"AI" companies think that we should have to opt-out of data-scraping bots that take our work to train their products. There isn't even a required no-scraping period between the announcement and when they start. Too late? Tough.
Not acceptable.
#RequireOptIn
@clarkesworld also, there are those of us with sites where we don't have control over the code side of things, and so can't add arbitrary code to our headers.
@clarkesworld That's only because if it was opt-in, no one would allow it at all.

@clarkesworld
Is it possible to add copyrighted text or robots.txt content to the LICENSE so source files won't be scraped?
Could confirm that ChatGPT was trained with the public GitHub repo but OpenAI requires a legal name for reports.

Edit:
e. g. there is
https://huggingface.co/spaces/bigcode/in-the-stack

Am I in The Stack? - a Hugging Face Space by bigcode

This app lets you check if your GitHub repositories are part of the The Stack dataset.

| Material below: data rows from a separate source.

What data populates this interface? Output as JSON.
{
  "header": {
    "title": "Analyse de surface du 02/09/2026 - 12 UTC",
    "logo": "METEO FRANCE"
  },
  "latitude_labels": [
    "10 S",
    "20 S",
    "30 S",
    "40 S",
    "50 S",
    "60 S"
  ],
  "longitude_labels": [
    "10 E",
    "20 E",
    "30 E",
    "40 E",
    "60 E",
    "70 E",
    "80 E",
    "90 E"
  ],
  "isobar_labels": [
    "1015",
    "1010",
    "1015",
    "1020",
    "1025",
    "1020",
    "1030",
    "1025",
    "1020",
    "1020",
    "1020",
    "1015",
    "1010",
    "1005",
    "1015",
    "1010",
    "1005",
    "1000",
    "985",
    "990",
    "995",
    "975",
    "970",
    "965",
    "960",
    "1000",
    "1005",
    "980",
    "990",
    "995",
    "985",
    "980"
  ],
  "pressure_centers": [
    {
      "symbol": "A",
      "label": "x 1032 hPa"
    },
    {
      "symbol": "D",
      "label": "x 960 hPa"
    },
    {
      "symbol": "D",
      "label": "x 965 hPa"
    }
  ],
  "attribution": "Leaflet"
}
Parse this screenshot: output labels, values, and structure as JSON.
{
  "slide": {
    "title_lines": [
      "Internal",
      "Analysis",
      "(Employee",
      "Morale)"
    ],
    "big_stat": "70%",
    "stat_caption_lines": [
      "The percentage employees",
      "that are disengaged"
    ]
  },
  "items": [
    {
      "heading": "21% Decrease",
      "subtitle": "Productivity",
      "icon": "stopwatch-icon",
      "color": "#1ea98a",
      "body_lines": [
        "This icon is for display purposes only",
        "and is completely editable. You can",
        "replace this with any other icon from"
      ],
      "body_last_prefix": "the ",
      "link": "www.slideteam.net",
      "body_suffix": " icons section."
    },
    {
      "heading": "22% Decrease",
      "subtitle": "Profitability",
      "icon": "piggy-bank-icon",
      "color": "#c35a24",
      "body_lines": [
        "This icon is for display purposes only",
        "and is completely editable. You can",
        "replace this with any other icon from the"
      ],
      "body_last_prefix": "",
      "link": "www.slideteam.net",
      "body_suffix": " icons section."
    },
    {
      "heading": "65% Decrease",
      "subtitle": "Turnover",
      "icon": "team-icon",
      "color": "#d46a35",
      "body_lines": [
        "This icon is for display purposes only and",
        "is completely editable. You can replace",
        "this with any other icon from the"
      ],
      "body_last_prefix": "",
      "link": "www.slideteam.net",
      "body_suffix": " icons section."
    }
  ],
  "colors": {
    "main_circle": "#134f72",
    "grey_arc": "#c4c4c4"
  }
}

Enter your GitHub username and select the dataset version to see if your code is included. If you want your da...

@clarkesworld

'THE COMMONS IS MINE! MIIIIIIINE!'

@clarkesworld I mean, it could be seen as an improvement on their previous position of "we don't give a shit whether you consent or not"
@clarkesworld Plus, they are keeping everything they scraped before.
@clarkesworld Also, scraping (edit: the kind that the AI companies use) and DDoS attacks are functionally the same to the receiving server. Both are basically an excessive number of seemingly legitimate requests.
@clarkesworld Hopefully OpenAI goes bankrupt pretty soon since this AI thing is really expensive apparently lol.
@clarkesworld
Biological data scraping bots i.e. corpus linguists have been getting away with this for years.
#corpora
@clarkesworld
I believe that it should be opt out.